Throughout the 18th and 19th centuries, India was forced to supply raw
materials to Britain's manufacturers, but forbidden to produce competing
finished products. [2] We are rich because the Indians are
poor.
Now
the jobs we stole 300 years ago are returning to India. Last week the Guardian
revealed that the National Rail Enquiries service is likely to move to
Bangalore, in south-west India. Two days later, the HSBC bank announced that it
is cutting 4000 customer service jobs in Britain, and shifting them to Asia.
BT, British Airways, Lloyds TSB, Prudential, Standard Chartered, Norwich Union,
BUPA, Reuters, Abbey National and Powergen have already begun to move their
call centres to India. The British workers at the end of the line are
approaching the end of the line.
There
is a profound historical irony here. Indian workers can outcompete British
workers today because Britain smashed their ability to compete in the past.
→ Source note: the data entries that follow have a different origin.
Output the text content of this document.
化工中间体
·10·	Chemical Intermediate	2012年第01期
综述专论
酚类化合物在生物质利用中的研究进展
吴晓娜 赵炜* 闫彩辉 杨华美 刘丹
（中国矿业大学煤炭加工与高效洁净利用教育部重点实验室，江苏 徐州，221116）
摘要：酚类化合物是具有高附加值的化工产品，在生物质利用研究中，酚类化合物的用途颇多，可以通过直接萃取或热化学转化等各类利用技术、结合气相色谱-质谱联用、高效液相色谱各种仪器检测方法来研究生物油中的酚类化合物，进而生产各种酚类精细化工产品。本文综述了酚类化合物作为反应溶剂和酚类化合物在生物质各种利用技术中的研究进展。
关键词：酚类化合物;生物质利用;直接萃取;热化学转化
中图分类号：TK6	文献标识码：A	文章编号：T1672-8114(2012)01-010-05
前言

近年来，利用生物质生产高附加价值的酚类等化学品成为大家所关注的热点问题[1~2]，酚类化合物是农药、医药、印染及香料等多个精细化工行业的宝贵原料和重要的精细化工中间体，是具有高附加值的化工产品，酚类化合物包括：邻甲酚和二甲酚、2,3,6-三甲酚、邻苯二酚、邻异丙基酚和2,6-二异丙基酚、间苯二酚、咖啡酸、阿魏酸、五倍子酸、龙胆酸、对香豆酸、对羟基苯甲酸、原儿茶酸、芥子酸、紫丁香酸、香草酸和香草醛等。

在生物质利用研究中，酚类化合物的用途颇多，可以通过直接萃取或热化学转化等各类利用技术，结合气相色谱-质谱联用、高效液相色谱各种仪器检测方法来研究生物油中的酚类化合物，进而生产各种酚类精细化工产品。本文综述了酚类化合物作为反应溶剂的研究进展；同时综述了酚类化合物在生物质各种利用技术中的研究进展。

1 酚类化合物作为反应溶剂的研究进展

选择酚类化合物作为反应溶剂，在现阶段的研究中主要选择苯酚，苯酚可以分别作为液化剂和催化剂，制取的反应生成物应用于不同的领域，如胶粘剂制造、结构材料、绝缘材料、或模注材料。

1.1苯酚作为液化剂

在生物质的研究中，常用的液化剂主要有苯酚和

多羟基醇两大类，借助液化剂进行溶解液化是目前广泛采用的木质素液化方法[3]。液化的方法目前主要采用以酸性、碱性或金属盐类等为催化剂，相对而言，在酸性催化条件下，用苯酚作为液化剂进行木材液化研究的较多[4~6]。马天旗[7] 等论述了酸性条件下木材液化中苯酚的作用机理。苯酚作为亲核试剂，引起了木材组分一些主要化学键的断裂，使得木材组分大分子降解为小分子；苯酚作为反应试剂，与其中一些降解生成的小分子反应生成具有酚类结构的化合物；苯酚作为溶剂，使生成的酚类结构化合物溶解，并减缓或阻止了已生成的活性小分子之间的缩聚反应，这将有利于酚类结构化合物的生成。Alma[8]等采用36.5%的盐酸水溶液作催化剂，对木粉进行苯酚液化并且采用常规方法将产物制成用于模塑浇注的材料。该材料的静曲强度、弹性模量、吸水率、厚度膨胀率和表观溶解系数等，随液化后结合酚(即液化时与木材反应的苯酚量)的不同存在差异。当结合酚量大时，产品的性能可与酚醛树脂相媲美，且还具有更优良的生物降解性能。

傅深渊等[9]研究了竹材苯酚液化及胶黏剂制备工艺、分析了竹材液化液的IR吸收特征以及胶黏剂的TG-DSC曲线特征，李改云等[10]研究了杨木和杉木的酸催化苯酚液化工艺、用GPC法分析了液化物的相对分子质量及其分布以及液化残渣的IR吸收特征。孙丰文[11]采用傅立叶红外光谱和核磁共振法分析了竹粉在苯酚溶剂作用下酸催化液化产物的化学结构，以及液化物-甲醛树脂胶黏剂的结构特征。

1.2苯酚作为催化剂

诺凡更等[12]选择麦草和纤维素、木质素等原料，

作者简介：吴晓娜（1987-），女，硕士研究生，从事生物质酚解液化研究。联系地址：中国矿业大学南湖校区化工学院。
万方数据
Having destroyed India's own industries, the East India Company and the
colonial authorities obliged its people to speak our language, adopt our
working practices and surrender their labour to multinational corporations.
Workers in call centres in Germany and Holland are less vulnerable than ours,
as Germany and Holland were less successful colonists, with the result that
fewer people in the poor world now speak their languages.
The
impact on British workers will be devastating. Service jobs of the kind now
being exported were supposed to make up for the loss of employment in the
manufacturing industries which disappeared overseas in the 1980s and 1990s. The
government handed out grants for cybersweatshops in places whose industrial
workforce had been crushed by the closure of mines, shipyards and steelworks.
But the companies running the call centres appear to have been testing their
systems at government expense before exporting them somewhere cheaper.
It
is not hard to see why almost all of them have chosen India. The wages of
workers in the service and technology industries there are roughly one tenth of
those of workers in the same sectors over here. Standards of education are
high, and almost all educated Indians speak English. While British workers will
take call centre jobs only when they have no choice, Indian workers see them as
glamorous. [3] One technical support company in Bangalore
recently advertised 800 jobs. It received 87,000 applications. [4]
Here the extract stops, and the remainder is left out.